Sobrou pras muriçocas do bairro de Fátima.
Hoje elas são avós de netos, senhoras respeitáveis na vizinhança e não demonstram em nada aquilo que foram no passado.
Algumas estão aposentadas.Outras são silenciosas professoras ou funcionárias públicas ou até evangélicas fervorosas, dessas da Igreja Universal do Reino de Deus. Mas no meu tempo de infância, em Parnaíba, eu lembro igualzinho como se fosse hoje, daquelas moças no bairro de Fátima. Pelas peraltices que aprontaram e que por isso foram apelidadas de muriçocas.
Peraltices digo, desse negócio de serem moças alegres que gostavam dos famosos bazares por tudo quanto era canto da cidade a partir da sexta-feira à noite. Foram as precursoras das de hoje garotas de programa. Elas realmente eram muito bonitas, umas três ou quatro e algumas até irmãs de sangue e de teto. Essas meninas aterrorizavam a vida das famílias com suas atitudes, pra época, liberais, atrevidas. Não tinham nome na ponta da língua ferina de muitas senhoras. Raparigas era o apelido mais leve.
Mas hoje olhando pra aquilo que fizeram as muriçocas, essa liberdade de sair à noite pras festas e voltarem pra casa de madrugada andando nas pontas dos pés, elas não fizeram foi porra nenhuma em relação ao que hoje fazem certas moças, muitas delas tidas e havidas como estudantes aplicadas, netas lá atrás daquelas senhoras faladeiras da vida alheia e que agora estão queimando a língua. E se a Igreja se compadecer de suas almas, elas podem ser perdoadas pelo muito que fizeram de errado.
As muriçocas do bairro de Fátima, pras famílias daquela época, eram o terror vestindo minissaias. Gostavam mesmo era de saber onde havia de ter uma festa. Pelo que se sabe, fumavam cigarros comuns, bebiam, quando muito uma cuba libre ou uma vodca. Adoravam quem tinha um carro do ano e muitos cruzeiros na carteira. Foram acusadas muitas e muitas vezes de terem desencaminhado mocinhas recatadas e de dentro das salas de catecismo. Meninas de treze pra quatorze anos.

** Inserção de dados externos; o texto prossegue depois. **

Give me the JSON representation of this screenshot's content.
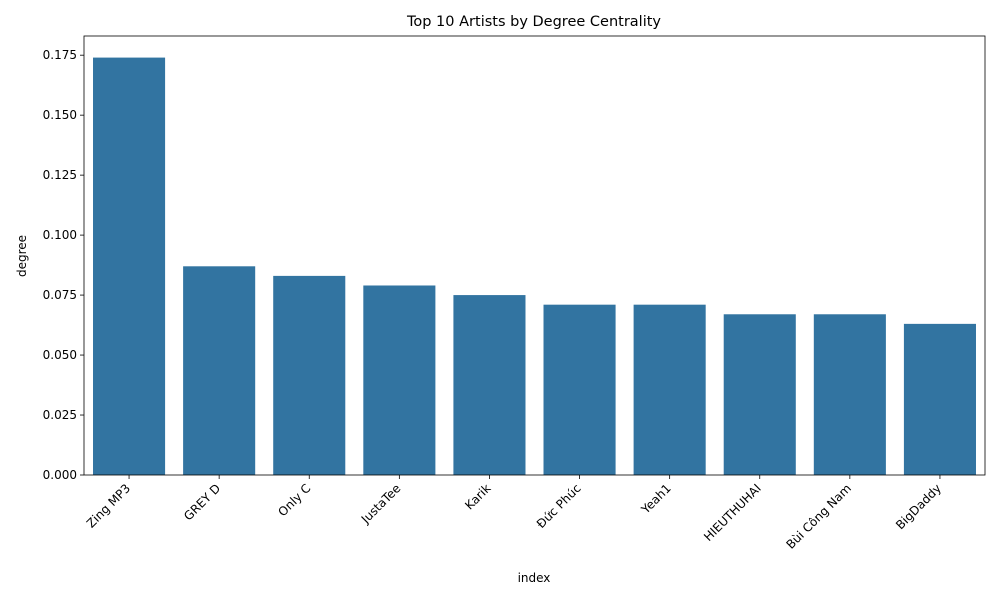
{
  "chart_data": {
    "type": "bar",
    "title": "Top 10 Artists by Degree Centrality",
    "xlabel": "index",
    "ylabel": "degree",
    "categories": [
      "Zing MP3",
      "GREY D",
      "Only C",
      "JustaTee",
      "Karik",
      "Đức Phúc",
      "Yeah1",
      "HIEUTHUHAI",
      "Bùi Công Nam",
      "BigDaddy"
    ],
    "values": [
      0.174,
      0.087,
      0.083,
      0.079,
      0.075,
      0.071,
      0.071,
      0.067,
      0.067,
      0.063
    ],
    "ylim": [
      0,
      0.183
    ],
    "yticks": [
      "0.000",
      "0.025",
      "0.050",
      "0.075",
      "0.100",
      "0.125",
      "0.150",
      "0.175"
    ],
    "grid": false,
    "bar_color": "#3274a1"
  }
}
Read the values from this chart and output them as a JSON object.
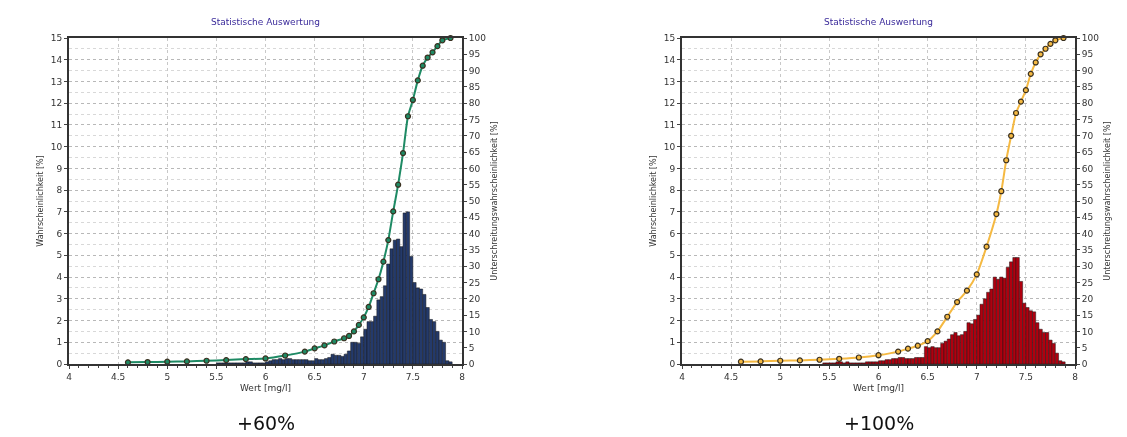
{
  "chart_data": [
    {
      "type": "histogram",
      "title": "Statistische Auswertung",
      "xlabel": "Wert [mg/l]",
      "ylabel": "Wahrscheinlichkeit [%]",
      "y2label": "Unterschreitungswahrscheinlichkeit [%]",
      "annotations": [
        "+60%"
      ],
      "bins": [
        4.6,
        4.633,
        4.667,
        4.7,
        4.733,
        4.767,
        4.8,
        4.833,
        4.867,
        4.9,
        4.933,
        4.967,
        5,
        5.033,
        5.067,
        5.1,
        5.133,
        5.167,
        5.2,
        5.233,
        5.267,
        5.3,
        5.333,
        5.367,
        5.4,
        5.433,
        5.467,
        5.5,
        5.533,
        5.567,
        5.6,
        5.633,
        5.667,
        5.7,
        5.733,
        5.767,
        5.8,
        5.833,
        5.867,
        5.9,
        5.933,
        5.967,
        6,
        6.033,
        6.067,
        6.1,
        6.133,
        6.167,
        6.2,
        6.233,
        6.267,
        6.3,
        6.333,
        6.367,
        6.4,
        6.433,
        6.467,
        6.5,
        6.533,
        6.567,
        6.6,
        6.633,
        6.667,
        6.7,
        6.733,
        6.767,
        6.8,
        6.833,
        6.867,
        6.9,
        6.933,
        6.967,
        7,
        7.033,
        7.067,
        7.1,
        7.133,
        7.167,
        7.2,
        7.233,
        7.267,
        7.3,
        7.333,
        7.367,
        7.4,
        7.433,
        7.467,
        7.5,
        7.533,
        7.567,
        7.6,
        7.633,
        7.667,
        7.7,
        7.733,
        7.767,
        7.8,
        7.833,
        7.867,
        7.9
      ],
      "series": [
        {
          "color": "#243a6b",
          "values": [
            0,
            0,
            0,
            0,
            0,
            0,
            0,
            0,
            0,
            0,
            0,
            0,
            0,
            0,
            0,
            0,
            0,
            0,
            0,
            0,
            0,
            0,
            0,
            0,
            0,
            0,
            0,
            0.05,
            0.05,
            0.05,
            0.05,
            0.05,
            0.05,
            0.05,
            0.05,
            0.05,
            0.1,
            0.1,
            0.05,
            0.05,
            0.05,
            0.05,
            0.1,
            0.15,
            0.2,
            0.2,
            0.25,
            0.2,
            0.25,
            0.25,
            0.2,
            0.2,
            0.2,
            0.2,
            0.2,
            0.15,
            0.15,
            0.25,
            0.2,
            0.2,
            0.25,
            0.3,
            0.45,
            0.4,
            0.4,
            0.35,
            0.45,
            0.6,
            1.0,
            1.0,
            0.95,
            1.25,
            1.6,
            1.95,
            1.95,
            2.2,
            2.95,
            3.1,
            3.6,
            4.6,
            5.3,
            5.7,
            5.75,
            5.4,
            6.95,
            7.0,
            4.95,
            3.75,
            3.5,
            3.45,
            3.2,
            2.6,
            2.05,
            1.95,
            1.5,
            1.1,
            1.0,
            0.15,
            0.1
          ]
        },
        {
          "type": "line",
          "axis": "y2",
          "color": "#1e8a64",
          "marker": "circle",
          "x": [
            4.6,
            4.8,
            5,
            5.2,
            5.4,
            5.6,
            5.8,
            6,
            6.2,
            6.4,
            6.5,
            6.6,
            6.7,
            6.8,
            6.85,
            6.9,
            6.95,
            7,
            7.05,
            7.1,
            7.15,
            7.2,
            7.25,
            7.3,
            7.35,
            7.4,
            7.45,
            7.5,
            7.55,
            7.6,
            7.65,
            7.7,
            7.75,
            7.8,
            7.883
          ],
          "values": [
            0.5,
            0.6,
            0.7,
            0.8,
            1.0,
            1.2,
            1.5,
            1.7,
            2.6,
            3.8,
            4.8,
            5.7,
            6.9,
            7.9,
            8.6,
            10,
            12,
            14.3,
            17.5,
            21.7,
            26,
            31.4,
            38,
            46.8,
            55,
            64.7,
            76,
            81,
            87,
            91.5,
            94,
            95.6,
            97.5,
            99.3,
            100
          ]
        }
      ],
      "xlim": [
        4,
        8
      ],
      "xticks": [
        4,
        4.5,
        5,
        5.5,
        6,
        6.5,
        7,
        7.5,
        8
      ],
      "ylim": [
        0,
        15
      ],
      "yticks": [
        0,
        1,
        2,
        3,
        4,
        5,
        6,
        7,
        8,
        9,
        10,
        11,
        12,
        13,
        14,
        15
      ],
      "y2lim": [
        0,
        100
      ],
      "y2ticks": [
        0,
        5,
        10,
        15,
        20,
        25,
        30,
        35,
        40,
        45,
        50,
        55,
        60,
        65,
        70,
        75,
        80,
        85,
        90,
        95,
        100
      ],
      "grid": true
    },
    {
      "type": "histogram",
      "title": "Statistische Auswertung",
      "xlabel": "Wert [mg/l]",
      "ylabel": "Wahrscheinlichkeit [%]",
      "y2label": "Unterschreitungswahrscheinlichkeit [%]",
      "annotations": [
        "+100%"
      ],
      "bins": [
        4.6,
        4.633,
        4.667,
        4.7,
        4.733,
        4.767,
        4.8,
        4.833,
        4.867,
        4.9,
        4.933,
        4.967,
        5,
        5.033,
        5.067,
        5.1,
        5.133,
        5.167,
        5.2,
        5.233,
        5.267,
        5.3,
        5.333,
        5.367,
        5.4,
        5.433,
        5.467,
        5.5,
        5.533,
        5.567,
        5.6,
        5.633,
        5.667,
        5.7,
        5.733,
        5.767,
        5.8,
        5.833,
        5.867,
        5.9,
        5.933,
        5.967,
        6,
        6.033,
        6.067,
        6.1,
        6.133,
        6.167,
        6.2,
        6.233,
        6.267,
        6.3,
        6.333,
        6.367,
        6.4,
        6.433,
        6.467,
        6.5,
        6.533,
        6.567,
        6.6,
        6.633,
        6.667,
        6.7,
        6.733,
        6.767,
        6.8,
        6.833,
        6.867,
        6.9,
        6.933,
        6.967,
        7,
        7.033,
        7.067,
        7.1,
        7.133,
        7.167,
        7.2,
        7.233,
        7.267,
        7.3,
        7.333,
        7.367,
        7.4,
        7.433,
        7.467,
        7.5,
        7.533,
        7.567,
        7.6,
        7.633,
        7.667,
        7.7,
        7.733,
        7.767,
        7.8,
        7.833,
        7.867,
        7.9
      ],
      "series": [
        {
          "color": "#b0000f",
          "values": [
            0,
            0,
            0,
            0,
            0,
            0,
            0,
            0,
            0,
            0,
            0,
            0,
            0,
            0,
            0,
            0,
            0,
            0,
            0,
            0,
            0,
            0,
            0,
            0,
            0,
            0.05,
            0.05,
            0.05,
            0.05,
            0.1,
            0.1,
            0.05,
            0.1,
            0.05,
            0.05,
            0.05,
            0.05,
            0.05,
            0.1,
            0.1,
            0.1,
            0.1,
            0.15,
            0.15,
            0.2,
            0.2,
            0.25,
            0.25,
            0.3,
            0.3,
            0.25,
            0.25,
            0.25,
            0.3,
            0.3,
            0.3,
            0.8,
            0.75,
            0.8,
            0.75,
            0.75,
            0.95,
            1.05,
            1.15,
            1.35,
            1.45,
            1.3,
            1.35,
            1.5,
            1.9,
            1.85,
            2.05,
            2.25,
            2.75,
            3.0,
            3.3,
            3.45,
            4.0,
            3.9,
            4.0,
            3.95,
            4.45,
            4.7,
            4.9,
            4.9,
            3.8,
            2.8,
            2.6,
            2.45,
            2.4,
            1.9,
            1.6,
            1.45,
            1.45,
            1.1,
            0.95,
            0.5,
            0.15,
            0.1
          ]
        },
        {
          "type": "line",
          "axis": "y2",
          "color": "#f5b942",
          "marker": "circle",
          "x": [
            4.6,
            4.8,
            5,
            5.2,
            5.4,
            5.6,
            5.8,
            6,
            6.2,
            6.3,
            6.4,
            6.5,
            6.6,
            6.7,
            6.8,
            6.9,
            7,
            7.1,
            7.2,
            7.25,
            7.3,
            7.35,
            7.4,
            7.45,
            7.5,
            7.55,
            7.6,
            7.65,
            7.7,
            7.75,
            7.8,
            7.883
          ],
          "values": [
            0.7,
            0.8,
            1.0,
            1.1,
            1.3,
            1.6,
            2.0,
            2.7,
            3.8,
            4.7,
            5.6,
            7,
            10,
            14.5,
            19,
            22.5,
            27.5,
            36,
            46,
            53,
            62.5,
            70,
            77,
            80.5,
            84,
            89,
            92.5,
            95,
            96.7,
            98.2,
            99.3,
            100
          ]
        }
      ],
      "xlim": [
        4,
        8
      ],
      "xticks": [
        4,
        4.5,
        5,
        5.5,
        6,
        6.5,
        7,
        7.5,
        8
      ],
      "ylim": [
        0,
        15
      ],
      "yticks": [
        0,
        1,
        2,
        3,
        4,
        5,
        6,
        7,
        8,
        9,
        10,
        11,
        12,
        13,
        14,
        15
      ],
      "y2lim": [
        0,
        100
      ],
      "y2ticks": [
        0,
        5,
        10,
        15,
        20,
        25,
        30,
        35,
        40,
        45,
        50,
        55,
        60,
        65,
        70,
        75,
        80,
        85,
        90,
        95,
        100
      ],
      "grid": true
    }
  ]
}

Meninas que viviam com medo do cinturão do pai e do olho de caboré da mãe. Muitas vezes as muriçocas foram acusadas injustamente. Porque segundo a sabedoria dos mais antigos, quando o espinho quer furar de pequeno já mostra a ponta. As muriçocas eram tudo isso e muito mais. Mocinha era flagrada passando batom nos beiços? Culpa das muriçocas. Outra encurtava a saia de farda pra aparecer as coxas e o fundo das calças? Culpa das muriçocas. Aquela lá era pega com um bilhete do namorado dentro dos peitos?
Coisa aprendida com as muriçocas. Se alguma mocinha aparecia em casa de barriga grande? Muriçocas, só pode. Ah tempo velho sem vergonha! Ah, línguas do cão! Davam elas conta da Parnaíba toda a partir de sexta-feira à noite. Desde o Macacau até os Tucuns, hoje bairro São José, passando pela Guarita, Campo da Burra, Coroa e se vacilassem elas atravessavam o rio Igaraçu e ganhavam a Ilha Grande de Santa Isabel.
Pois agora as muriçocas voltaram à cena. Não aquelas meninas alegres do bairro de Fátima, precursoras da luta pelos direitos civis e da emancipação da mulher em Parnaíba nos anos de 1970. Deve ter sido muita luta daquelas meninas lutarem contra tudo e contra todos por liberdades de costumes, inclusive sexual, numa Parnaíba onde as mulheres
ainda dormiam de anágua por debaixo do chambre. Bem que as muriçocas hoje mereciam uma avenida com seus nomes ou até mesmo uma praça com estátua de bronze e tudo.
Mas quem entrou no noticiário nacional pelo lado da saúde foi o inseto muriçoca. Aquele que enche o saco cantando no seu pé do ouvido quando você está quase dormindo e que na Coroa, hoje bairro do Carmo, entra na boca da gente. É que as pesquisas da eficiente Fiocruz estão apontando que estes insetos podem também transmitir um tipo de vírus da zika que pode provocar a microcefalia. Se for verdade, estamos lascados na Parnaíba. Mas eu nem havia fechado a boca quando pelo lado político fiquei sabendo da confusão envolvendo o Lula, a muriçoca maior do PT. Pelo menos dessa vez as muriçocas do bairro de Fátima estão livres.